HOME » Hot Features » New + Noteworthy » New + Noteworthy - Loyal Dining
Loyal Dining has a prime location -- four stories from the ground up (the top floor is the kitchen). Yet instead of packed with a hundred diners at the same time, tables are loosely placed and surrounded by spacious comfortable booths under dim lighting, much like a restaurant set pulled straight from a 60s movie. The kitchen produces real food, dishes that are diverse in selection from three square daily meals to afternoon tea items and evening dimsum

The Chinese name "Loi Lo" is a translation from the Cantonese words for foreign imports back in the 60s and 70s. Dishes served at the restaurant lends local influence in Western dishes. Among these dishes are Western dishes with local twists that help morphing these dishes into a new genre all on their own. Here are some of the signatures we sampled.
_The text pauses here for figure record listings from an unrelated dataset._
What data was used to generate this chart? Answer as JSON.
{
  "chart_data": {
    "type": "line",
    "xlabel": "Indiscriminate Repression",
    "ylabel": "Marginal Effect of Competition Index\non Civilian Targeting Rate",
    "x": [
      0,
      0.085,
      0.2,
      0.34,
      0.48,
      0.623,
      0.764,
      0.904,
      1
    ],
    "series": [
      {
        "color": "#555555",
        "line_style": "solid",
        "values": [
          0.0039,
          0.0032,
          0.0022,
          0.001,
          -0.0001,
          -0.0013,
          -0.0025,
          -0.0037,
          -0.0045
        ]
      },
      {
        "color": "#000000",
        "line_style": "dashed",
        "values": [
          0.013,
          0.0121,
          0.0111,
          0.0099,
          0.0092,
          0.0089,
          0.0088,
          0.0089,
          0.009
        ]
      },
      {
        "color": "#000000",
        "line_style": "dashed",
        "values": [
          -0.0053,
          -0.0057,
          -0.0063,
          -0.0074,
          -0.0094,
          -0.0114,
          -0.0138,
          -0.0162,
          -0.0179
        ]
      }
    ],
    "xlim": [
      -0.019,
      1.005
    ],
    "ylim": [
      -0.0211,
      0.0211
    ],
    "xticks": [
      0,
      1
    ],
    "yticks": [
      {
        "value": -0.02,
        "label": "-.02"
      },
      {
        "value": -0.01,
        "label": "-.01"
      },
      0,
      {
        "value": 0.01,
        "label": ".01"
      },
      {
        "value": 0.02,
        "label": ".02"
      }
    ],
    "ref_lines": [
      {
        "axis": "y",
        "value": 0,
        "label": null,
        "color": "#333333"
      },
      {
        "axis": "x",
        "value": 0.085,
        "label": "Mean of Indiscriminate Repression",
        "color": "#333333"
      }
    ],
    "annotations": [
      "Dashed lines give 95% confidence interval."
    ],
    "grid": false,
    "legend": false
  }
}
The "66 Beef Wellington" has a no-mistake title. For those who aren't familiar with this dish, fillet of beef is encased in buttery pastry and then baked until golden. Here at Loyal Dining a Foie gras pate is smothered all over a piece of Angus beef, then jacketed with strips of Parma Ham before encased with the buttery pastry. Baked golden and served on a sizzling plate with a mélange of vegetables and a baked potato, the pastry was as buttery as a local chicken pie, but not nearly as flaky though. The beef within was bland for an Angus beef while the pate melted into the Parma ham, all imparting a homogenous taste of mashed luncheon meat surrounding the meat rather than goose liver and Parma ham as suggested.
Baked Pork chop with fried rice and sunny side egg ($78) is sunny as its name suggested. The eye-catching tomato sauce enrobes a beautifully-done fried rice with golden flakes of eggs within the rice. The sauce is sweet with just enough of tartness, yet the porkchop suffered the same issue we came across with the Beef Wellington - the meat was softer than usual and lacking a meaty flavour to it. We strongly suggest breaking the egg yolk and let the molten yolk mixes into the rice.

The versatility of Loyal Dining's Sweet Soya sauce is well demonstrated with the Loyal Pigeon ($98 each) and with Loyal Fried Flat Noodles with sliced beef ($75). The pigeon is painted in a glossy dark brown coat with extra sweet soya sauce on the side. The soya sauce has a complex taste benefited from notes of caramel from the sugar added. The sweetness penetrated into the meat of the pigeon which is also moist and tender.
The Fried Flat Noodles with sliced beef will inevitably be compared to that at Tai Ping Koon, yet with a similar flavour profile Loyal Dining's version adopts a thinner flat noodles that are more translucent and less fragile than an ordinary rice noodles. The sweetness from the soya sauce used is also taken down a notch from the final taste of the dish.
Deep fried Prawn Toast ($45/ 4pcs) are golden triangles of deep fried toast filled with mashed prawns. While the toasts were perfectly golden, the toasts turned out too oily and the fluffy prawn filling lacked texture. The Loyal Thick Toast with preserved Beancurd with Caster sugar ($15) is simplicity on its own. The toast is the thick but not evenly toasted. A thin smear of preserved tofu is followed by a blizzard of caster sugar - combining salty and sweet with a crunchy texture on the toast which can benefit with a more even toasting and a little more preserved tofu for a more balanced flavour.
>Among desserts we sampled the Loyal Soufflé ($78), a show stopping stunner. While the entrance was spectacular, the soufflé was too brown on the top and the risen sides, which refused to deflate after a couple of minutes. Getting through the jiggly surface came an incredibly soft undercooked centre. It tasted positively eggy and light yet it brought no resemblance to a proper soufflé. Some beverages are blasts from the past, such as Mixed Cream Soda with Milk ($32) simply mixes bottled cream soda with fresh milk - letting the flavours fuse and form a sweet and creamy concoction. The Red Bean ice with Haagen-Dazs ice cream ($35) has the original looks and rightly proportioned red bean and ice cream. The ice would be best shaved than left chunky.
With a high profile opening Loyal Dining intends to take diners on a nostalgic journey through the food of the past with a modern twist, as well as an all day dining outlet that caters what everyone likes from stir-fries to dimsums (at night and weekends). Some signature dishes do require further tweaking to be redefined as new classics.